No hace falta remontarse a sus tiempos de priista, de secuestrador de pozos petroleros, vamos a navegar a tiempos más cercanos, desde que era jefe de Gobierno y marcaba agenda atacando a sus opositores. Ya nos olvidamos cómo a Fox le dijo “cállate chachalaca” a Salinas el innombrable, a Calderón Espurio, ¿y abusando del apellido señalaba que Enrique nos llevaba al “despeñadero”?

¿Ya se le borró a la clase política cómo traicionó a varios partidos políticos que le dieron su confianza para mantenerse como candidato a la presidencia? ¿No recordamos la forma en que reservó información sobre sus actos y obras de gobierno y hoy en exige a periodistas dar a conocer el monto de sus salarios?

Perdedor se auto nombró “presidente legítimo”. A los ciudadanos nos ha tachado de incómodos pirruris, fifís, aspiracionistas, neoliberales y conservadores. A los empresarios de “mafia en el poder” a los comunicadores de “hampones”.

Ha tolerado a personajes como Ebrard que se libró del caso de los linchamientos en Tláhuac y después de los presuntos fraudes de la Línea 12 que lo orillaron a un autoexilio. Protege a Bartlett cuando desde sus filas le calificaron de “asesino” y haber tirado el sistema.

A César Yáñez lo oculta en un cargo menor luego del ostentoso escándalo de su boda, a René Bejarano lo deja como operador electoral de Sheinbaum, disfraza una jubilación de Romero Deschamps para regalarle impunidad, se codea con el hombre más rico de México, pero se enfada por el salario de un reportero.

Salta de una sencilla vivienda en departamento en Copilco para adueñarse de Palacio Nacional. Cancela obras de envergadura mundial acusando corrupción y no hay un solo detenido. El nepotismo abunda en su gobierno y acusa a hijos de otros de brutales abusos. 

Despoja a niños del derecho a la educación y a la salud enviando presupuestos millonarios a estadios de béisbol. Y estos son solo unos ejemplos. Dígame amigo lector si encuentra bondad, congruencia y coherencia en todos estos actos. Mantiene a 50 mil soldados mexicanos como albañiles en Santa Lucía para lucir su capricho.

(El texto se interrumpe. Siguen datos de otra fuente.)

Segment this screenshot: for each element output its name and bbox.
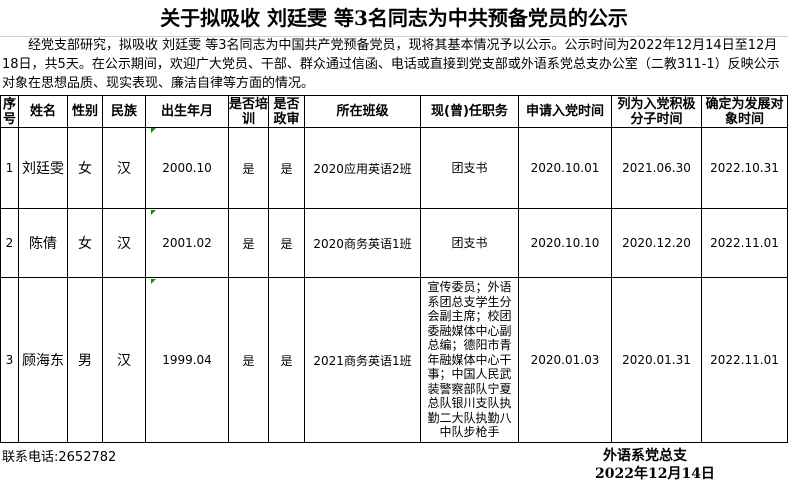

Habla de austeridad, pero organiza una votación extraordinaria en recursos para que el pueblo bueno le pida que se quede. Para defender a su propio hijo del escándalo de sus lujos (porque no es nada más la mansión) le dice públicamente mantenido. Ese personaje es el que nos avisó que gobernar no tenía mucho chiste, el que señaló que si Morena gobernaba el litro de gasolina costaría 10 pesos.

Es el mismo que por incultura y arrebato “pausa” relaciones con gobiernos extranjeros, pero impone a dictadores cubanos para que le rindan honores nuestros militares. Hoy está enfurecido no porque se sigan matando a inocentes, mujeres y periodistas sino porque ya se le demostró públicamente que libera a sicarios, persigue a líderes de opinión y su propia familia si es capaz de mancharle sus alas mientras vuela sobre el fango. El caso es que hasta hoy ya dejo pasar su oportunidad.